The common example of the first is the C sort() function compared to the type
specialized one.

That's a good example.


2. D knows when functions are pure. C has to make worst case assumptions.

Perhaps D purity were designed for usefulness, code correctness, etc. but not to help compilers. I remember some recent discussions in this newsgroup by developers of GDC that explained why the guarantees D offers over C can't lead to true improvements in the generated code. If this is true then perhaps D has some features that weren't designed in hindsight of what back-ends really need
to optimize better.

dmd can and does remove multiple calls to strongly pure functions with the same arguments.

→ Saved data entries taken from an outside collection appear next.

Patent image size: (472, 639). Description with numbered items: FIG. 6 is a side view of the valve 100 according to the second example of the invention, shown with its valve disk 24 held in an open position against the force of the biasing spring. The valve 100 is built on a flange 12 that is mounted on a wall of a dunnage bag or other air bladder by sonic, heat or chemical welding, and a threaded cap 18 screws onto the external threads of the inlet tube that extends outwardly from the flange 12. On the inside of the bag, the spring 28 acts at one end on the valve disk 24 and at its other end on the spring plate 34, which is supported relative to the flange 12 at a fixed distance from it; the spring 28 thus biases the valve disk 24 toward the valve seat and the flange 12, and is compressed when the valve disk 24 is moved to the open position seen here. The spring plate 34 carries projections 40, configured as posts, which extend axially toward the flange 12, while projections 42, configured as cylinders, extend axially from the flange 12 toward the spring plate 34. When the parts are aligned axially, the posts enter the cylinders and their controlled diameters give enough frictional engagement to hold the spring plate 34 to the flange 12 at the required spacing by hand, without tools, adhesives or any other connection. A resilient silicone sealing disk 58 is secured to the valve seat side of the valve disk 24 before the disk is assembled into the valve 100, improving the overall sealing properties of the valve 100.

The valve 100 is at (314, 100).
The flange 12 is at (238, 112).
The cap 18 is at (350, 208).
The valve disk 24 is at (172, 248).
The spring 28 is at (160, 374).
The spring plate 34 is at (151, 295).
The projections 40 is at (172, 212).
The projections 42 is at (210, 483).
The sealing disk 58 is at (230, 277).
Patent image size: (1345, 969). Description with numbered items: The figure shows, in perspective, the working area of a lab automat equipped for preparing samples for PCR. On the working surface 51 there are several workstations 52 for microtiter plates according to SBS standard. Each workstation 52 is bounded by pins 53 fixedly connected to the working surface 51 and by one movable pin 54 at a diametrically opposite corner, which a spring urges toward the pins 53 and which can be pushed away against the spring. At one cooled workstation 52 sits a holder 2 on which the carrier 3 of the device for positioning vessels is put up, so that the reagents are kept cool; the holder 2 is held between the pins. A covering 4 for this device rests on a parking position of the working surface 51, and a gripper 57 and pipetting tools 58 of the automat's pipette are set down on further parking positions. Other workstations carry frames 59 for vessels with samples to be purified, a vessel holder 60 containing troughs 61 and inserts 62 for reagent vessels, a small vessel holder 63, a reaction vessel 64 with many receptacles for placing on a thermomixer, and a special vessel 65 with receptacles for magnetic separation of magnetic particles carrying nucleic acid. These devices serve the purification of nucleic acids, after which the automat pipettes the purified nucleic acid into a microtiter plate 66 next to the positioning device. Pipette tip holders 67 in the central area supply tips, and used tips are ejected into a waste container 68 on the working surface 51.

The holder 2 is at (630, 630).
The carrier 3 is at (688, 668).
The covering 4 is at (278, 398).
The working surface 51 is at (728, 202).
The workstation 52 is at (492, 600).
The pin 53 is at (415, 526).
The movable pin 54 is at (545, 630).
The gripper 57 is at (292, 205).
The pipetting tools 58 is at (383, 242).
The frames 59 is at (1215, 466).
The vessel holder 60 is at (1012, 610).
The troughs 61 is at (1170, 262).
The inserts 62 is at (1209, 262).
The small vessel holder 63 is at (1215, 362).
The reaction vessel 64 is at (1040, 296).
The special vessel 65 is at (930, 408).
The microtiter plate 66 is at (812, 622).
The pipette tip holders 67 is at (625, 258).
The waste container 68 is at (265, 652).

and what about holes in immutable, pure and rest type system?


There are also situations where D is slower than D: when D can't prove that an
array will be accessed in bounds [*].

In the cases where D cannot, can C? Nope. C doesn't even know what an array is. Can any other language? Nope.


And when a D compiler because of separate compilation can't de-virtualize a virtual class method call.

Can C devirtualize function calls? Nope.

C doesn't have virtual functions. By the way, does D devirtualize them? AFAIK it doesn't either, but I do remember spec page was talking about it (this is so Dish - advertize optimization trick in spec and do not implement it).